Übersicht — was passiert bei der Heirat zweier Ausländer:innen mit Wohnsitz in der Schweiz?

Wenn zwei Personen, die beide keinen Schweizer Pass besitzen, in der Schweiz wohnen und heiraten, stellt sich nicht primär die Frage einer Einbürgerung, sondern die der Permit-Synchronisation: Welche Aufenthaltsbewilligung erhält der nachgezogene oder bereits anwesende Ehegatte nach der Heirat? Welche Voraussetzungen gelten? Welche Fristen sind zu wahren?
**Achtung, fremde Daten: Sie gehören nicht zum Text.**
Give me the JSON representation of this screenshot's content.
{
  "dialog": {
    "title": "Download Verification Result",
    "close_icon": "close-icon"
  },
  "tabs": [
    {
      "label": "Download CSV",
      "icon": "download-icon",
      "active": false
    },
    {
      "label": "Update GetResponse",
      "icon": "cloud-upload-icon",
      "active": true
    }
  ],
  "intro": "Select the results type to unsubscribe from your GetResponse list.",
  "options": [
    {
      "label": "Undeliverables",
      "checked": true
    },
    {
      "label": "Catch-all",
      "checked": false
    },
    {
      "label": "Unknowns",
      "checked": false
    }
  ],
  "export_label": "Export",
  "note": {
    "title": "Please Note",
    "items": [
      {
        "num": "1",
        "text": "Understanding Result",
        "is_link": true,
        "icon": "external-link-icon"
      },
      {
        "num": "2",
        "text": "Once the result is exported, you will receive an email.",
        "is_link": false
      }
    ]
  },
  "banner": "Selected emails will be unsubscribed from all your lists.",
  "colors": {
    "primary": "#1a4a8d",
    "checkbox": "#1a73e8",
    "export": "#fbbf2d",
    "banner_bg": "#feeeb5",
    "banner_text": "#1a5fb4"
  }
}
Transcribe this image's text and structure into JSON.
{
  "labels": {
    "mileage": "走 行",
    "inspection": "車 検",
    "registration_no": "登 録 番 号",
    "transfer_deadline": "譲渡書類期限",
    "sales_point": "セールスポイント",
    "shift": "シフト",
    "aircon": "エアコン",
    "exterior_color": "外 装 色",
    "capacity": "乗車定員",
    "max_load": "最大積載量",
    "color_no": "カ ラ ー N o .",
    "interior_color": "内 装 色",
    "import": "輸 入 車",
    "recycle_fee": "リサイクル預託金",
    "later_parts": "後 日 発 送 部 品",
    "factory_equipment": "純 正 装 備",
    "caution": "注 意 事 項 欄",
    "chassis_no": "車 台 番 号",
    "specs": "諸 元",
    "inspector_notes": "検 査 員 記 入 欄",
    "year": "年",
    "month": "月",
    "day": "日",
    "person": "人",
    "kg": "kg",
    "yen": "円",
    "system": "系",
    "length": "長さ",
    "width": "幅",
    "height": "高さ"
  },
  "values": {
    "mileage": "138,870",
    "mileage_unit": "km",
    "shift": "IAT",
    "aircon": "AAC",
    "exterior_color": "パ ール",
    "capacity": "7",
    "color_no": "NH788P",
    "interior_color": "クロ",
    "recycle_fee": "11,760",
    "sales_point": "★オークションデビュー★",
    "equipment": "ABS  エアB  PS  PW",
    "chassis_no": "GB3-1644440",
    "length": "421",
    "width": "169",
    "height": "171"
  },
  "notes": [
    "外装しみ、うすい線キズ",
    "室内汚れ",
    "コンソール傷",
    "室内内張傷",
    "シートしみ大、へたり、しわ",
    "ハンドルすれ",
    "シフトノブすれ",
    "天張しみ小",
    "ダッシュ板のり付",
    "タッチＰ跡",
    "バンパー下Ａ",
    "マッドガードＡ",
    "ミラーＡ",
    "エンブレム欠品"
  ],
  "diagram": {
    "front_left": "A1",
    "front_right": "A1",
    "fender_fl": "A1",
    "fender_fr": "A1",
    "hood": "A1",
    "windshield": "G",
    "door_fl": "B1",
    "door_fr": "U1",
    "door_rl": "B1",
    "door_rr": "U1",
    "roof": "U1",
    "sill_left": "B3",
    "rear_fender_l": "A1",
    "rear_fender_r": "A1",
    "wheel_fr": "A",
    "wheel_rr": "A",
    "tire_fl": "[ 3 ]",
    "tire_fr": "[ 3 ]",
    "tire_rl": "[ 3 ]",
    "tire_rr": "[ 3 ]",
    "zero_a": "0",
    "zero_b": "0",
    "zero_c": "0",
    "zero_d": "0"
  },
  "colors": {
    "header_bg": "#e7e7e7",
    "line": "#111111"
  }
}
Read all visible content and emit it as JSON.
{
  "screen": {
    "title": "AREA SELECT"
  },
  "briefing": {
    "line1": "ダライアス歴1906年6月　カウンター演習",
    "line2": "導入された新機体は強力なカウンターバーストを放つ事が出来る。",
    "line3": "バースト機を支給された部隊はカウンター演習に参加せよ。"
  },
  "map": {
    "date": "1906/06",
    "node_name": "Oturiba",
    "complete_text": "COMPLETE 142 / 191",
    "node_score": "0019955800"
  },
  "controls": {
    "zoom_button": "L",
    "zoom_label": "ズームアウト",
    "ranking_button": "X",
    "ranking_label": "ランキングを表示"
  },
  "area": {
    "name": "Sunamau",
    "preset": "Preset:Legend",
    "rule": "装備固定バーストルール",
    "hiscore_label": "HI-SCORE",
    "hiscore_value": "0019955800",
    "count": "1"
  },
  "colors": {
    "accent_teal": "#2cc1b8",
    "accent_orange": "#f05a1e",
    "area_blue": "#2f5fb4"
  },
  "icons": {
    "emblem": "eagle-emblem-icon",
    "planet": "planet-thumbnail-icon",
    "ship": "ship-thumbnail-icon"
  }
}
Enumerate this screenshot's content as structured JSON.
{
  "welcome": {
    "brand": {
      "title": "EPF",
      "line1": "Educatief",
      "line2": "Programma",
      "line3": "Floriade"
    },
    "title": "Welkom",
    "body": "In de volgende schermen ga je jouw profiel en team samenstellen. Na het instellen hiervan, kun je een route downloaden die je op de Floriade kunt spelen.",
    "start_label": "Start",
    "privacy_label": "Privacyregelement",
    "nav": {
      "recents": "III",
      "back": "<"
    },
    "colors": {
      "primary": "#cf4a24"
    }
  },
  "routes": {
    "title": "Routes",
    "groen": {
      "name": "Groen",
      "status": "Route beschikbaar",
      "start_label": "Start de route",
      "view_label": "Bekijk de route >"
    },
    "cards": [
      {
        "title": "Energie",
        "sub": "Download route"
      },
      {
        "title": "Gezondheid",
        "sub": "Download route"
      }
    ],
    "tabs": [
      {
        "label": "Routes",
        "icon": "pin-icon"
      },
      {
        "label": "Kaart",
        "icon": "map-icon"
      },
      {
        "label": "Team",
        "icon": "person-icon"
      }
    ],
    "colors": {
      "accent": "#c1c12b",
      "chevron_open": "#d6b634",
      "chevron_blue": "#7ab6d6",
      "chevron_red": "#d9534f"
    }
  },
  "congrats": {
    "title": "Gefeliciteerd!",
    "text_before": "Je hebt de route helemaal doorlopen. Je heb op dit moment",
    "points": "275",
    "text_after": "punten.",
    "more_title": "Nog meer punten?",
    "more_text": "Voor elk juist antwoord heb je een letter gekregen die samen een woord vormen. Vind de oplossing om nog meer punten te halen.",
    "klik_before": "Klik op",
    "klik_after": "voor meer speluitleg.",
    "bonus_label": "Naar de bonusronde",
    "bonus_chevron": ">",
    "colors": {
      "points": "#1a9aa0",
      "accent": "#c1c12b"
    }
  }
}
Die Antwort hängt vom Permit-Typ des «Anker»-Ehegatten ab — also derjenigen Person, deren Aufenthaltsstatus den Rahmen für den Familiennachzug oder die Permit-Anpassung bildet. Es gibt drei Hauptkonstellationen:

  1. Beide Ehegatten haben einen EU/EFTA-Pass → Freizügigkeitsabkommen, Anhang I Art. 3 FZA.
  2. Mindestens ein Ehegatte hat einen Drittstaat-Pass → Ausländer- und Integrationsgesetz (AIG), Art. 43 oder 44 AIG, abhängig vom Permit-Typ des Anker-Ehegatten.
  3. Gemischte Konstellation EU/EFTA + Drittstaat → Kombination: der Drittstaatler erhält in der Regel das günstigere FZA-Familienregime, sofern die EU/EFTA-Person Anker ist.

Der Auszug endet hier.